Als Peter Weber einmal eine
Schubkarre zu früh in die Kurve zog, kippte sie um, das Getreide fiel in
den Graben. Da wurde die Bauerntochter wütend. Sie warf ihn zu Boden
und trat ihm in die Eier, immer wieder. Da war Peter Weber noch ein
Junge. Ein Verdingkind.
Heute ist er 56 und wohnt in Basel in
einem Hochhaus. Damals schuftete Weber, wie hunderttausend andere
Kinder, auf einem Bauernhof in den Bergen, bei einer fremden Familie.
Und die bekam Geld dafür – vom Staat. Anfang des 20. Jahrhunderts wurden
Verdingkinder noch wie Vieh auf Märkten versteigert – und später dann
von den Armenbehörden der Schweiz offiziell als Pflegekinder auf
Bauernhöfe gebracht.
Ein guter Deal: Der Staat musste
sich nicht um teure Kinderheime kümmern. Und die Familien bekamen Geld
von den Behörden dafür, dass sie Verdingkinder aufnahmen.

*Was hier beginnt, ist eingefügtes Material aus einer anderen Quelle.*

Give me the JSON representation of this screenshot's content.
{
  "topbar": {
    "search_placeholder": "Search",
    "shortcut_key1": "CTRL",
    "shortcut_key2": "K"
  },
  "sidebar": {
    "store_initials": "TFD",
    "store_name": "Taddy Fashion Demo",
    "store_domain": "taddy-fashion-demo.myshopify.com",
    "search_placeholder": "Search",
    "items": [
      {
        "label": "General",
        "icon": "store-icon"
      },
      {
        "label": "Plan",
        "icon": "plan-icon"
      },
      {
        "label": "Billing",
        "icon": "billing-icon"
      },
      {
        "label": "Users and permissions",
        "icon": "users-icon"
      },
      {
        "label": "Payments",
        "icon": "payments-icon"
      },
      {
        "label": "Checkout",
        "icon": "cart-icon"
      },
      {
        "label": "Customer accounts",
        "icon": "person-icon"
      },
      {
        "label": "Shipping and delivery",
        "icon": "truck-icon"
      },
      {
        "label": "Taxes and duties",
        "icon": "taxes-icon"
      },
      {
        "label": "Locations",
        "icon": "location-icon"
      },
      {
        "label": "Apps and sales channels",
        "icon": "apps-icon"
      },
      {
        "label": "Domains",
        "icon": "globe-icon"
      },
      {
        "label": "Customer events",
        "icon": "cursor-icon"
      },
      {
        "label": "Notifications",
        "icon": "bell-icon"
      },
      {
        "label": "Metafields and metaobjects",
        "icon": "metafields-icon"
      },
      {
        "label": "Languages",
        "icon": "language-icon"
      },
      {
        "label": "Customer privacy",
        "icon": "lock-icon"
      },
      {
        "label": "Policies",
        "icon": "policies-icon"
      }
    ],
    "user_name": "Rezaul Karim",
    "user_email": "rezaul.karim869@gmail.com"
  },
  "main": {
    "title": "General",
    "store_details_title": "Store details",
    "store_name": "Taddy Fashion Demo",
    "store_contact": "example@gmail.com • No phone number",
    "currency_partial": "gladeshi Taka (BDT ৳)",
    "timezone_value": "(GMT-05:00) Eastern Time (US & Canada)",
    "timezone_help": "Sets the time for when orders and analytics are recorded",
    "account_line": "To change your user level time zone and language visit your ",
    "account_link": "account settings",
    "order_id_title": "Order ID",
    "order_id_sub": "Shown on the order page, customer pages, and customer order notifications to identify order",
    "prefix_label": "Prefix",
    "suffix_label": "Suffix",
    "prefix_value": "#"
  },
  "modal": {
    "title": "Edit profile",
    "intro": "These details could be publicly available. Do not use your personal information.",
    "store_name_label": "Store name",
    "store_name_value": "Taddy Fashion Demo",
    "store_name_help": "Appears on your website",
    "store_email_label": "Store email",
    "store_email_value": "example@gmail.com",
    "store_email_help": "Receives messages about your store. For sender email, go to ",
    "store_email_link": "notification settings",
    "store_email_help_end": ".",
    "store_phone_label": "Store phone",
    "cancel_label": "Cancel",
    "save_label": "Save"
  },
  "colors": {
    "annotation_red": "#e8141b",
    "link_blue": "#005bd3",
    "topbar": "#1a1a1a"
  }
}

Mit sechs Jahren das erste Mal eine Unterhose
Und so schälte Peter Weber Kartoffeln, rieb
sie auf einer Röstireibe und verfütterte sie an die Hühner, er half bei
der Getreideernte, er schleppte Brennholz, er durfte kein Fleisch essen,
die anderen schon, und als er mit sechs Jahren eingeschult wurde, mähte
er morgens noch schnell das Gras, fütterte und molk die Kühe, ging in
die Schule und danach direkt wieder in den Stall. Es war die Zeit, als
er zum ersten Mal eine Unterhose anziehen durfte. Wegen des
Turnunterrichts.
Jahrzehnte sind vergangen, bis
Peter Weber über seine Kindheit sprechen konnte. Noch heute plagen ihn
Hodenschmerzen. Er hatte zwei Herzinfarkte, leidet an Diabetes und einer
Nervenkrankheit. Wenn eine Hand seinem Kopf zu nahe kommt, zuckt er
zusammen. Denn es bedeutet Schläge. Aber all das macht er nicht der
Bauerntochter und auch nicht den Eltern zum Vorwurf. Sondern der
staatlichen Behörde, die ihn auf diesen Hof gebracht hat.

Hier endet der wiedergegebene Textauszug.